В этом романе вовсе нет фальши».
П. Басинский
«Российская газета» — Федеральный выпуск №5945 (272)
Роман Евгения Водолазкина «Лавр» вот уже третий год является одной из наиболее читаемых в России книг. Потому что в нем, как сказал писатель, нет фальши. И потому еще, что в этом «неисторическом романе» (как обозначил его сам автор) современный человек в образах средневековых персонажей видит очень детальное, очень верное и не всегда приятное отражение самого себя. Но это лекарство, видимо, пришлось в самую пору для общества, уже открыто страдающего потерей нравственных ориентиров и очерствением душ и ищущего исцеления.
Но сегодня мы поговорим не о содержании, а о необычной форме романа. Что же касается содержания, то от всего сердца рекомендую прочесть его всем, кто истосковался по хорошей, настоящей книге.
Любое художественное произведение можно воспринимать по-разному. Даже если мы ничего не знаем ни об авторе, ни о времени, в которое он творил, ни о его художественной концепции и принципах, мы все равно, если произведение настоящее, будем воспринимать его на эмоциональном уровне, воспринимать сердцем. В основном так и происходит: сначала мы читаем книгу, а если она нас задевает, нам хочется узнать о ней и ее авторе больше. И потом случается и так, что мы книгу перечитываем снова, чтобы уже новыми глазами взглянуть на мир, в ней изображенный.

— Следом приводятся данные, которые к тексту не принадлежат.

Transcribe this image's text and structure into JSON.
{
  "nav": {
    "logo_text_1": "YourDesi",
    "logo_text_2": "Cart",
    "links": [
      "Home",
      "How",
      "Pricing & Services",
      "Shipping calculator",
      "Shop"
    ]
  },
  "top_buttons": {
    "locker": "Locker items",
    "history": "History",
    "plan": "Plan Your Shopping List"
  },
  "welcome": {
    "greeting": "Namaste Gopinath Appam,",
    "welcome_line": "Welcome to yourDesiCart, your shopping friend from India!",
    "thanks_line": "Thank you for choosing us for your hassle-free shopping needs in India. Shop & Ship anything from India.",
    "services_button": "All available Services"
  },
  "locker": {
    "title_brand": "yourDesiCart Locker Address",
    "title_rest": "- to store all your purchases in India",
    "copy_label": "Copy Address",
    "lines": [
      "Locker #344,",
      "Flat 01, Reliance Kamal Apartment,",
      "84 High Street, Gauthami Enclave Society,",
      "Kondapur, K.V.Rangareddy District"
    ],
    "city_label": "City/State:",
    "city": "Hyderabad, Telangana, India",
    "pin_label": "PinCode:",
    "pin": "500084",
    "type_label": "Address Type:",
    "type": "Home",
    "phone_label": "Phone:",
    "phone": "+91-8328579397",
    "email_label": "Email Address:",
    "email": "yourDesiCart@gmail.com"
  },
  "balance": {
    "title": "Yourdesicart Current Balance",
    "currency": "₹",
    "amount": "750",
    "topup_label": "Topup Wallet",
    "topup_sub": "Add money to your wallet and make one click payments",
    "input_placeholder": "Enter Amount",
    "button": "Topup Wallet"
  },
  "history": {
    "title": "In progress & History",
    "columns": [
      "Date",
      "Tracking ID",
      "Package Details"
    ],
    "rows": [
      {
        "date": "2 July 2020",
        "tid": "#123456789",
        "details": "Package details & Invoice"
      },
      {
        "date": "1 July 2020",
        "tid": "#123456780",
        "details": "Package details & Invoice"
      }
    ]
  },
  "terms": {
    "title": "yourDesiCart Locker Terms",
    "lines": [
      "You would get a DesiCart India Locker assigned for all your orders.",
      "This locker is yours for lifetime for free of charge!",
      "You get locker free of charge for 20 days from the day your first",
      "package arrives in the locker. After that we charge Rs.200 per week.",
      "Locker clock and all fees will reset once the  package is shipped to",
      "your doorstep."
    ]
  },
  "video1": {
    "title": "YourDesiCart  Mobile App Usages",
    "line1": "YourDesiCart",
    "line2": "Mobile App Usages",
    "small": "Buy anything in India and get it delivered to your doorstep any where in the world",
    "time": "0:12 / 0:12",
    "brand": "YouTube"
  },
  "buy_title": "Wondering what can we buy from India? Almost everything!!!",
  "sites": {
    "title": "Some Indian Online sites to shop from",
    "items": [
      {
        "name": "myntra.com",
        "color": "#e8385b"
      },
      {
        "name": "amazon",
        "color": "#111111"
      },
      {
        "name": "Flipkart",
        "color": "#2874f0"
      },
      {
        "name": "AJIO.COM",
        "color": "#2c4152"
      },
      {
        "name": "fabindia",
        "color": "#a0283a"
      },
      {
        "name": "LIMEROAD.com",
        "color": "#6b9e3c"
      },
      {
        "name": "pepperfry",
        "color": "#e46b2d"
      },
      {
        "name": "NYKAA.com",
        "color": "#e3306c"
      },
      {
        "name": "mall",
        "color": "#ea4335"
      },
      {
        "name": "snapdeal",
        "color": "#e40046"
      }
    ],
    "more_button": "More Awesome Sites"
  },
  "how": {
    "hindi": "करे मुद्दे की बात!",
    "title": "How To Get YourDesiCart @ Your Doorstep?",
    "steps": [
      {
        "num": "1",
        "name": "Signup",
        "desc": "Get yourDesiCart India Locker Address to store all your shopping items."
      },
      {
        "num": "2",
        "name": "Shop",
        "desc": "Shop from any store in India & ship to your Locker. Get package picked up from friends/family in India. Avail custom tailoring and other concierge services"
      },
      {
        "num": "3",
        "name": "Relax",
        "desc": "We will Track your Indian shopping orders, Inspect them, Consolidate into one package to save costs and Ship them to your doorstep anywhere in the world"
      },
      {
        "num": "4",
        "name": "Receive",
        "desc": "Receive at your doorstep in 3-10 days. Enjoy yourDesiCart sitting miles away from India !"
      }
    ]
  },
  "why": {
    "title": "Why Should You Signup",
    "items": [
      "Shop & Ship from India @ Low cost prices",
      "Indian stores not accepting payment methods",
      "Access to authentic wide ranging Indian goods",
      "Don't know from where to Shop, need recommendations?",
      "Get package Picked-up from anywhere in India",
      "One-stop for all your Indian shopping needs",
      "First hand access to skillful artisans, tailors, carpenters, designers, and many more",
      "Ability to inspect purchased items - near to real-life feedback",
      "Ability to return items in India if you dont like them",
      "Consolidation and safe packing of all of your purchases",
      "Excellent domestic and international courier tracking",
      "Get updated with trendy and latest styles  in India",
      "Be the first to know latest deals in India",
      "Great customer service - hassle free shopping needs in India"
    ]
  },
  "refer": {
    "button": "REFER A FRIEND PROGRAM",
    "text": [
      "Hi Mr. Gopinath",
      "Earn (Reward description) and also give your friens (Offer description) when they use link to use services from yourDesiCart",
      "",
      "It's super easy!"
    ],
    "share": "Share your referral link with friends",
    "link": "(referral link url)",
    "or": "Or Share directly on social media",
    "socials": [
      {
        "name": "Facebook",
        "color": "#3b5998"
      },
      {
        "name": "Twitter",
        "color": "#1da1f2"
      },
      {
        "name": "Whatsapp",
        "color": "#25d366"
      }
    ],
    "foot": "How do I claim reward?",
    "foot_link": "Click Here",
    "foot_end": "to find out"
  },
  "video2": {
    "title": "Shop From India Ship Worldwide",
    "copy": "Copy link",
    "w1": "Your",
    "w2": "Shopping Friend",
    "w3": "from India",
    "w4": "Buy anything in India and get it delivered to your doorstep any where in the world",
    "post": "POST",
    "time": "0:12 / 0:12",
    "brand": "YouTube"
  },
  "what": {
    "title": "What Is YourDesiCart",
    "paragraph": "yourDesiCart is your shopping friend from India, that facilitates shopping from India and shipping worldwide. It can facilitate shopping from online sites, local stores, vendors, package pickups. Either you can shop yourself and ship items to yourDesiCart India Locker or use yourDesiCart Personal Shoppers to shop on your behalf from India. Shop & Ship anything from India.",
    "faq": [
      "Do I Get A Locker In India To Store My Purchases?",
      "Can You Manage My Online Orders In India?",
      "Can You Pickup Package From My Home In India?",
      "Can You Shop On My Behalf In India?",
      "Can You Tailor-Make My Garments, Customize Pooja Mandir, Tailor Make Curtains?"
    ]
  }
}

Так и с книгой Евгения Водолазкина «Лавр». Она многих читателей тронула — и основной идеей, и образом главного героя, и необычным языком, и сюжетной насыщенностью — и без того, чтобы читатель специально изучал творческие принципы ее автора. Но чтобы действительно проникнуть в замысел Водолазкина, нужно знать о его профессии и его взгляде на литературный процесс, в том числе и современный.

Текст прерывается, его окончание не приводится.